It inspired Van Gogh, Oscar Wilde and Arthur Rimbaud. Now it can inspire you perhaps?
Absinthe, the cocktail preferred by Parisian artists, writers and poets of long ago is returning to the United States after a 100 year absence. The alcohol hasn’t been seen in these parts since 1910, but now it’s available in New York City and the Hamptons courtesy of Viridian Spirits via France.
They’re still trying to find online distribution and break into other markets, but keep an eye out for Lucid. It’s made with actual wormwood, fennel and anise, along with other herbs. It’s also 62% alcohol per volume. From the NY Daily News:
Viridian is trying to correct the misperceptions that have given absinthe a bad rap. A liquor distilled from herbs, including wormwood, anise and fennel, which give it its distinct color and licorice taste, absinthe was first introduced in late 18th century France as an herbal remedy. It later caught on with artists and the Cafe Society, who nicknamed it “The Green Fairy” for its supposed clarifying effects on the mind. That absinthe was cheap and there was a wine shortage didn’t hurt. At its height, the French consumed 36 million liters a year. Absinthe, however, soon came to be blamed for rampant drunkenness and gained a reputation as a dangerous elixir that produced hallucinations and bizarre behavior, leading to its ban in Europe and many countries. The culprit was believed to be thujone, a toxin contained in wormwood. (Absinthe also figured in the mysterious disappearance of George Allen Smith IV, of Greenwich, Conn., from a Royal Caribbean cruise ship in 2005 while on his honeymoon. He and a group including his wife were reported to have been drinking absinthe purchased in Italy the evening he presumably went overboard.)

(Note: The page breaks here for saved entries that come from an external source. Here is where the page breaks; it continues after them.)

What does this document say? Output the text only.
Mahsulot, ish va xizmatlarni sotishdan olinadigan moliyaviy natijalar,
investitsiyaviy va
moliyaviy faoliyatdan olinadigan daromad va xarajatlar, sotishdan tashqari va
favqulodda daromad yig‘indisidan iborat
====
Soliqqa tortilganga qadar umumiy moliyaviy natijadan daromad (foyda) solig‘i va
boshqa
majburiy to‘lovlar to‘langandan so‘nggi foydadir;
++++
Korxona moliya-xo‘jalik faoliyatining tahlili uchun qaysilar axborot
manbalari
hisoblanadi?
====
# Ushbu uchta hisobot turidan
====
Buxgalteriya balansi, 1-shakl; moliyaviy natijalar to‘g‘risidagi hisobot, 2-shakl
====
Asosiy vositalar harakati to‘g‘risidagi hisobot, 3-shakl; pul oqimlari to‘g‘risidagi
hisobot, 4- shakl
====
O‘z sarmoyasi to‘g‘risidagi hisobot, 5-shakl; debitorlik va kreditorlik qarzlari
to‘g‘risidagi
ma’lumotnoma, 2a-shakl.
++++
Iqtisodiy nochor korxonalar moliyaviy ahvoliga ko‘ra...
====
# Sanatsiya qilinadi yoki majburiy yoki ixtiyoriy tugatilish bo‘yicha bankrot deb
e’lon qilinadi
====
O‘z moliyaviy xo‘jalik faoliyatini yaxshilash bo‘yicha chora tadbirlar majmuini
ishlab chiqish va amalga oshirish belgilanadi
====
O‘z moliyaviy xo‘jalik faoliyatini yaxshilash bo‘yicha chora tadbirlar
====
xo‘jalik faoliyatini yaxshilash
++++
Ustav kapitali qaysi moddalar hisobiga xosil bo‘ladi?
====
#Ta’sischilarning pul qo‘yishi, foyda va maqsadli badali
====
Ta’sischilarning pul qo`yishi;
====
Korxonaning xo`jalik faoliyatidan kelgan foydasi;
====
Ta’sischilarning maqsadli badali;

Modern science has debunked many of the myths surrounding absinthe, including that it contains large amounts of thujone. But its reputation as the Lindsay Lohan of liquors lingers on. To counter that reputation, Viridian turned to an American-born absinthe expert and historian, T.A. Breaux, to develop its formula. Lucid is made using authentic techniques, including antique copper stills and pure French herbs. The product has just a minute amount of thujone, allowing it to pass U.S. Bureau of Alcohol, Tobacco, Firearms and Explosives regulations. But since it’s a whopping 124 proof, the company recommends it be consumed in the traditional manner: diluted with water. As for its edifying effects, Jared Gurfein, president of Viridian and a lawyer by training, would only say that Lucid ($59.95 for 750 ml) delivers “a unique buzz.”
No hallucinations. Boo to that. I guess that’s a good thing tough, so presumably this won’t happen?
Not sure what Ozzy has to do with anything, but if that’s how Absinthe makes you feel then I want to scream like “The Prince of Darkness.”